Black residents demand San Francisco give center as reparations after destroying Fillmore neighborhood
Frisco Mayor London Breed has not committed to turning over The Fillmore Heritage Center, but has said she'd "like to see the venue open."
Community leaders in San Francisco are calling for the city to turn over a historic community space to the Black community, and they are getting support from a famous actor who attended high school in the district.
The Fillmore Heritage Center — located at 1300-1320-1330 Fillmore Street in San Francisco, on the corner of Fillmore and Eddy streets —opened in 2007 with its primary tenant as Yoshi’s, a noted jazz club and restaurant. Yoshi’s closed six years ago, and other than small pop-ups and failed businesses, the 50,000-square-feet space, which also features a music venue and other small rental spaces, has sat dormant under a tower of residences.
“I was born here and came here with my dad when there was magic on this street,” said San Francisco native son Danny Glover at a press conference on Monday, according to SFist. He said that the city has “not delivered on their promise” to revitalize the neighborhood.
“San Francisco City leaders have a moral obligation to right the racist wrongs that destroyed that culture and that community,” Glover said in a statement, “and allow the Fillmore Heritage Center to live up to the full meaning of its name.”
Rev. Amos C. Brown, a former city supervisor, is calling on San Francisco Mayor London Breed and the city’s newly formed Reparations Advisory Committee to donate the center to a new nonprofit representing the community.
“The Fillmore was the vibrant hub of San Francisco’s Black community before it was destroyed by inherently racist programs designed to remove Black families and culture,” Brown said. “Turning over the Fillmore Heritage Center to the local Black community is an extremely important first step in righting that immense historic wrong.”

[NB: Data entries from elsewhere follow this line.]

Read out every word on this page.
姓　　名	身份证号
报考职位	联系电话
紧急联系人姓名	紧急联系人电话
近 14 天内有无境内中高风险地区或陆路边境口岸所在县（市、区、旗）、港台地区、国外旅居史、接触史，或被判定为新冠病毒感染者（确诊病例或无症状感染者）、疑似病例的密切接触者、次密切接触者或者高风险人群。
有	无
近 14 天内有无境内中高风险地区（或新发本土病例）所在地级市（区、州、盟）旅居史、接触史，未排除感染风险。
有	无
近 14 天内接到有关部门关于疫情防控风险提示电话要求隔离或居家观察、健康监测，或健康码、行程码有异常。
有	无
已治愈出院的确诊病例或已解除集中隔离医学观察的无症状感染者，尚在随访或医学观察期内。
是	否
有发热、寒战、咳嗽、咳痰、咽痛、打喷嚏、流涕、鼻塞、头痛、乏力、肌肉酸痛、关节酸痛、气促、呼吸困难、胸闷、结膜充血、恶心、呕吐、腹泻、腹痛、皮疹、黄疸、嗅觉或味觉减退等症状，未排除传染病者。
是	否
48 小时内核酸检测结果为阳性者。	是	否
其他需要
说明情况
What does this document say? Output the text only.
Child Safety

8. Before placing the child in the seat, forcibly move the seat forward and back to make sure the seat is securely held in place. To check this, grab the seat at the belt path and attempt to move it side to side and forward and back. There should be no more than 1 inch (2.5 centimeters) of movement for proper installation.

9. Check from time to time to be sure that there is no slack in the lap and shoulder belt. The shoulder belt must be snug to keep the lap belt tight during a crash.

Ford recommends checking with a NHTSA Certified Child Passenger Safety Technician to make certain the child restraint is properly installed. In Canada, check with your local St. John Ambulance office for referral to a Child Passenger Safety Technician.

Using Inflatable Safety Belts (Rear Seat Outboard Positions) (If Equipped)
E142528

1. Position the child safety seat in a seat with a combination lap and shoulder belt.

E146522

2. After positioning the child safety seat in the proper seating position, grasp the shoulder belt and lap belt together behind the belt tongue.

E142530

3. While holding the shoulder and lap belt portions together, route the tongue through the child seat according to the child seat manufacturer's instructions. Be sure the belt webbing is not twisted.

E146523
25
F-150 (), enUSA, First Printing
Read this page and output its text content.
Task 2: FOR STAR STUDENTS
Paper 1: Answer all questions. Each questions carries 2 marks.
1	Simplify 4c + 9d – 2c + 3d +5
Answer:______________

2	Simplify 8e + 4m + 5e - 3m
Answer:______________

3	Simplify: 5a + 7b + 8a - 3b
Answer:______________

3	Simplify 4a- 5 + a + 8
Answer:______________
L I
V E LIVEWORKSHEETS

Breed represented the Fillmore area as District 5 supervisor and president of the Board of Supervisors before she became Frisco’s mayor.
Brown, also pastor of the Third Baptist Church and president of the San Francisco chapter of the NAACP, added in a statement that “reparations cannot be confined to big national or statewide actions.”
Brown noted that “structural racism has had a devastating effect on people’s neighborhoods, homes, businesses and daily lives, so reparations also must include significant actions on a local level. Returning the Fillmore Heritage Center to the community to which it rightfully belongs is exactly that kind of action.”
Mayor Breed has not committed to turning the center over but has said she “would like to see the venue open. I would like to see the venue become a huge success,” according to The San Francisco Chronicle. “I don’t want to see the venue continue to be a financial drain on the city. And so that’s one of the things that we need to work towards, but ultimately a lot of the guiding principles are how we make good decisions about them and have everything to do with state law.”
Breed, the city’s first Black female mayor, has served since 2018, when she won a special election after the death of Mayor Ed Lee. She has focused much of her tenure on funding housing and homelessness programs.
The African American Reparations Advisory Committee was created earlier this year. Fifteen appointed members sit on the committee, which was established to “compensate Black people whose ancestors not only provided free labor through slavery in the U.S. from 1619 to 1865 but also suffered injustices during the Jim Crow era that followed,” according to an NBC Bay Area report.